From this base of operations, we travelled to the port city of Iskenderun (Alexandretta) where we visited the Karasun Manuk [Forty Infants] Armenian Church on a narrow commercial street and met the young priest who is now serving the area. We then continued on to the Armenian village of Vakıflı, located on a lower part of the south face of the utterly massive Musa Dagh, where we visited its Surp Asdvadzadzin Armenian Church. After the service was over, outside among the tall cypress trees, we were warmly embraced by the congregation.
We had dinner further up the road at a hillside restaurant in the middle of an orange grove. Its outdoor patio afforded a view of the valley floor below, with a mist-covered sea and shoreline to the right, and a mountain ridge behind the valley plunging into the sea. It’s not clear if anyone in the group was aware of it at the time, but directly behind that mountain was the Syrian border and the town of Kessab.

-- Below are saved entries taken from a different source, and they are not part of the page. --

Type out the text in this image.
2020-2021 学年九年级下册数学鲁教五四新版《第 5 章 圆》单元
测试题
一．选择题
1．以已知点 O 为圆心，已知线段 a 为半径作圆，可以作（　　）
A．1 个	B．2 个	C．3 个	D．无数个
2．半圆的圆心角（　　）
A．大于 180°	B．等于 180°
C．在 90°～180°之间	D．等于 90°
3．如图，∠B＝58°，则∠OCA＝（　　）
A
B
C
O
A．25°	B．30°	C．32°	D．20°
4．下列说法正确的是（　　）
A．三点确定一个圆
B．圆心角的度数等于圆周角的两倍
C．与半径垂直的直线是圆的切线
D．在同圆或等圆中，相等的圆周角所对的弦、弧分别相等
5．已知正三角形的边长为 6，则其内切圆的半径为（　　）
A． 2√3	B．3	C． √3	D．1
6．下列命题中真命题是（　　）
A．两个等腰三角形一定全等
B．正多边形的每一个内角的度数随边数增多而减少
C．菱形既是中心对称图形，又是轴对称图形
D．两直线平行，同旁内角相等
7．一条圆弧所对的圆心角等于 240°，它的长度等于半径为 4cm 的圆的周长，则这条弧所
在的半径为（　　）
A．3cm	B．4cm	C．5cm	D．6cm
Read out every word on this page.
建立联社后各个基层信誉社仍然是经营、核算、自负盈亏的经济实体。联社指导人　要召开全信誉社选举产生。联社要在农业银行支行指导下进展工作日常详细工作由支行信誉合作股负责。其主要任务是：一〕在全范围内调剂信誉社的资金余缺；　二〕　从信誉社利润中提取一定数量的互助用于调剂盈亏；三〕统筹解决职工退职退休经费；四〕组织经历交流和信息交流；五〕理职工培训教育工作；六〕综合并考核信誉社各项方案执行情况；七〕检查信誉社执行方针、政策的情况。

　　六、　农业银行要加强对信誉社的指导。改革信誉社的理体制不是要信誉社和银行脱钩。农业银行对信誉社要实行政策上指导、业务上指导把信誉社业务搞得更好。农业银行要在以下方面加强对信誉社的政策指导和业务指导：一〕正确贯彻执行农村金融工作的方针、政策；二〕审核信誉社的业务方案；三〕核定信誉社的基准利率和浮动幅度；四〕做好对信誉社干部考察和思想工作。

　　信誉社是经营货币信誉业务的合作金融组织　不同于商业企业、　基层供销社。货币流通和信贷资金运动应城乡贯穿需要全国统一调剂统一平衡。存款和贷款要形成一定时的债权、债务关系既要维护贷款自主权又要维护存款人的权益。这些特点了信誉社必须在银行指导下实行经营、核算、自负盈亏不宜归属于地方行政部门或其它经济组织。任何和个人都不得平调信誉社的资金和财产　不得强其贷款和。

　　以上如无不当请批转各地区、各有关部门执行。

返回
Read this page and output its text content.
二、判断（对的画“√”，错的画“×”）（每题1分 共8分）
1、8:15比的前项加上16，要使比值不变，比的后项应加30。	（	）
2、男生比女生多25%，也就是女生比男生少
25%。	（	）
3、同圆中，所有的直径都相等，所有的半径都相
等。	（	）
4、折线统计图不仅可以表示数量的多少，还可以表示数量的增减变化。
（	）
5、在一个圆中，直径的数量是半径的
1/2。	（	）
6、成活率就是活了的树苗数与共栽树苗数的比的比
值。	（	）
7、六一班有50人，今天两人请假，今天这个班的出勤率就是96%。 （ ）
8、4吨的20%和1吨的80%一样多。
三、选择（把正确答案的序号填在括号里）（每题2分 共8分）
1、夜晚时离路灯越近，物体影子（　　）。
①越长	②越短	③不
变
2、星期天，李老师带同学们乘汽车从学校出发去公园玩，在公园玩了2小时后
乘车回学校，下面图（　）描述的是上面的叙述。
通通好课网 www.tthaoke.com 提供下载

The following day in Karatash we spent some time on the beach, and in the evening we were looking forward to a celebration, since we were flying back to Istanbul the next day. As we arrived for dinner at an open-air restaurant overlooking the sea, Mother Nature surprised us with one more amazing scene. We were treated to the sublime sight of a perfect full moon, set against a jet-black sky, low above the horizon, its reflection shimmering across the surface of the water. It felt as if an iconic seascape by the 19th century Russian-Armenia painter Ivan Aivazovsky had suddenly come to life on a very grand scale.
A couple of things remain to be said. First, our group found the food to be consistently fresh and delicious. This confirms the oft-stated opinion from the older generation that food always tasted better in the Old Country. Second, the author noticed that in his various interactions with the local population, everyone was unfailingly friendly, considerate and kind.
All in all, the trip was an eye-opening and thought-provoking experience on many levels. It was an emotional homecoming for those of us with family roots in this part of the world, and it served to strengthen and enrich one’s sense of what it means to be an Armenian.